自然分娩では出産が難しい場合や、リスクが高いと判断された際に帝王切開が選択されます。

帝王切開が選択される理由は?

帝王切開には「予定帝王切開」と「緊急帝王切開」があります。

「予定帝王切開」は、帝王切開の経験者、逆子、双子や三つ子、前置胎盤、高齢出産、お母さんの骨盤に対して赤ちゃんの頭が大きいなど、妊娠中に既にトラブルが分かっていて、安全に分娩するために計画的に行うものです。

一方、「緊急帝王切開」は、自然分娩を予定していたものの、医師が途中で帝王切開の方が安全だと判断した場合に行います。選択する理由は分娩停止・遷延分娩、上位胎盤早期剥離、子宮破裂、臍帯脱出、前期破水、重症妊娠中毒症などです。

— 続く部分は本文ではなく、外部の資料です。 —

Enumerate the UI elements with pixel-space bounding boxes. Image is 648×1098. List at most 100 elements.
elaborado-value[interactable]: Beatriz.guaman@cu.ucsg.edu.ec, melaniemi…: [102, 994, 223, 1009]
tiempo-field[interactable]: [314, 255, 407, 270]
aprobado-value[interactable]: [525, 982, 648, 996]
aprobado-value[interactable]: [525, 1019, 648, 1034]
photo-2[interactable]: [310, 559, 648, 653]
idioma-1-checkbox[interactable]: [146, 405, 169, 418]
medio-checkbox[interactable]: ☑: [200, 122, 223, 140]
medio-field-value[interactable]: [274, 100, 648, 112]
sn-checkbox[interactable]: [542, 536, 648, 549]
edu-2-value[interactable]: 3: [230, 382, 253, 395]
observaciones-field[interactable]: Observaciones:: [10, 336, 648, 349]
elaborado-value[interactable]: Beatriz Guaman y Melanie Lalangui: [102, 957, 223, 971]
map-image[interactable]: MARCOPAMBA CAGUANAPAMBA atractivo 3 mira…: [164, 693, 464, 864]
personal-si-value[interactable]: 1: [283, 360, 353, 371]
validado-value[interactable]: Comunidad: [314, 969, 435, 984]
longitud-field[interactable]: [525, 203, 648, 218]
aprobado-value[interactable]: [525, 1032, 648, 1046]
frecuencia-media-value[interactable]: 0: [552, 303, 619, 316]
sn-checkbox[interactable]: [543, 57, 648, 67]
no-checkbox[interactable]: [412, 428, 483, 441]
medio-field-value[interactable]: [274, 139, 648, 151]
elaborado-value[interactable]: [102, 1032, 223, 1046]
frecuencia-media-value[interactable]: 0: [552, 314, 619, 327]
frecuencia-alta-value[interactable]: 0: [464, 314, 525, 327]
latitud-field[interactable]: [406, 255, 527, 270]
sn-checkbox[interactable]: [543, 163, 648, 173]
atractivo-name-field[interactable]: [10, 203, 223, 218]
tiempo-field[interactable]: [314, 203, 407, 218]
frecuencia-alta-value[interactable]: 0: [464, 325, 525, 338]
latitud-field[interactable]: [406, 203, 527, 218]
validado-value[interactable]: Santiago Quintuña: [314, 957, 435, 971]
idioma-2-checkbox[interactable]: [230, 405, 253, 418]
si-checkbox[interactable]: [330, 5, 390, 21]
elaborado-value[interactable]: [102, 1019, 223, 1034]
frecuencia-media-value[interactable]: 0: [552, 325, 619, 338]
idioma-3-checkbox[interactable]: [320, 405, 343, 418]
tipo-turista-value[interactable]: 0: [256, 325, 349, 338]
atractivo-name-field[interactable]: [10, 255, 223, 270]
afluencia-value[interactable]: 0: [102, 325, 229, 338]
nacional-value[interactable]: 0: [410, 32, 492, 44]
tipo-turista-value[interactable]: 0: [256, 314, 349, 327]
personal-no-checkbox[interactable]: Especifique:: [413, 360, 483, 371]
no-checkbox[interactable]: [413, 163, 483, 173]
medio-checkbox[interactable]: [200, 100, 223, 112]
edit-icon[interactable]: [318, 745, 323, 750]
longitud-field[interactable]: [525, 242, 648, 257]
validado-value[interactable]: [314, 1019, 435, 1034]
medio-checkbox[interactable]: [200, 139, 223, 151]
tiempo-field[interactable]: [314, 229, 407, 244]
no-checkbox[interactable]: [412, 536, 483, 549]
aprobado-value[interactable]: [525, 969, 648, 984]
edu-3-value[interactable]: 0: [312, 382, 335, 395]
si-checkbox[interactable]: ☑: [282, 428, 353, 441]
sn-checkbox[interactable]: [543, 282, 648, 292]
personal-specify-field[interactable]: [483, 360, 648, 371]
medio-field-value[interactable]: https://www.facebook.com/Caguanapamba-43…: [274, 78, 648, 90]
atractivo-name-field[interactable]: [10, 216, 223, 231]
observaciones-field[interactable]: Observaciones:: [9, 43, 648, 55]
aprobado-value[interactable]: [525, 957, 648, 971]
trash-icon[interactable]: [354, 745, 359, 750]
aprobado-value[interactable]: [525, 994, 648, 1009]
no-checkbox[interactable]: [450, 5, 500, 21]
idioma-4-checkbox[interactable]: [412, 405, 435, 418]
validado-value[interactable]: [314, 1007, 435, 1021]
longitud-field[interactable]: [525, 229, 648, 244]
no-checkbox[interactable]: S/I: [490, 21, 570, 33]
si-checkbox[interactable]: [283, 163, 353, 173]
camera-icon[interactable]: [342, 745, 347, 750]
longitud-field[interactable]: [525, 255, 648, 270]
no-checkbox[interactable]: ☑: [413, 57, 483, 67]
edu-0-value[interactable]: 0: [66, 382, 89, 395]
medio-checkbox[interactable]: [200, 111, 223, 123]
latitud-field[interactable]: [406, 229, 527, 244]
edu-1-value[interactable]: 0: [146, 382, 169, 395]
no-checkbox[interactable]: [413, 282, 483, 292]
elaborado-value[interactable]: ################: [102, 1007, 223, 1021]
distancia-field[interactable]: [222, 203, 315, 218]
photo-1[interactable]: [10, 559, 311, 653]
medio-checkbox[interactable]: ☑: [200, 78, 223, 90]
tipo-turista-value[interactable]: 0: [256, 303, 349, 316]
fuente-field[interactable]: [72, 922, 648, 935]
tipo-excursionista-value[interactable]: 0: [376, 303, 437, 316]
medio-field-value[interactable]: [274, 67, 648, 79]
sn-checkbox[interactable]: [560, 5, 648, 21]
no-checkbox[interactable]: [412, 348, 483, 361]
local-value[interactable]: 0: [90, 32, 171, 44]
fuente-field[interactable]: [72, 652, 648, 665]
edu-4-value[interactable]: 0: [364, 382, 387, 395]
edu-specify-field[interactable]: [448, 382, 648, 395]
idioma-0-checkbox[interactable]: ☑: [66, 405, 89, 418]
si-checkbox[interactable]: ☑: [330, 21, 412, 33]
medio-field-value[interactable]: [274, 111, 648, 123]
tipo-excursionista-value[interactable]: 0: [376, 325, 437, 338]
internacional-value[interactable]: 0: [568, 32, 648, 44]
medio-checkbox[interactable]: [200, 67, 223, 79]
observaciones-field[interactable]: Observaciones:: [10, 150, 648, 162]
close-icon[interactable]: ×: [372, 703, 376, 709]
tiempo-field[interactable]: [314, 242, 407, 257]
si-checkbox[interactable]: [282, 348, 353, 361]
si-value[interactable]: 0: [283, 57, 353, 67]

現在は高齢妊娠や不妊治療が増え、それにより出産時のリスクが高い妊婦が増えています。そのため「予定帝王切開」が増加傾向にあります。

術後の注意点

気になるのは、帝王切開の後、再び妊娠・出産が可能かということです。
結論から言うと多くの場合可能です。しかし、1回の帝王切開でも子宮に大きな負担となる方もいます。術後子宮と周辺の臓器が癒着したり、そのために下腹部痛や不妊症に悩まされるなどトラブルを抱えることもあります。

術後の経過に問題がない場合でも、子宮の傷が回復するまで1年ほど避妊が必要です。次の出産は帝王切開から2年後と考えると良いでしょう。

特に注意したいの「子宮破裂」です。子宮破裂とは、分娩時などに子宮の傷口や子宮全体が裂けてしまうことをいいます。子宮破裂が起きると母胎が生命の危機にさらされ、赤ちゃんは仮死や死亡、障害が残ることがあります。子宮破裂は通常妊娠でも1000人に1人の割合で起きますが、帝王切開の経験者はこのリスクが高くなります。

一度帝王切開を経験した方は、陣痛によって子宮の傷跡が開いてしまう可能性があるため、次も帝王切開する方が安全だと考えられています。それでも自然分娩を望む方は、リスクを理解した上で医師とよく相談しましょう。緊急時にきちんと対応できる設備と体制が整った医療機関を選ぶことも大切です。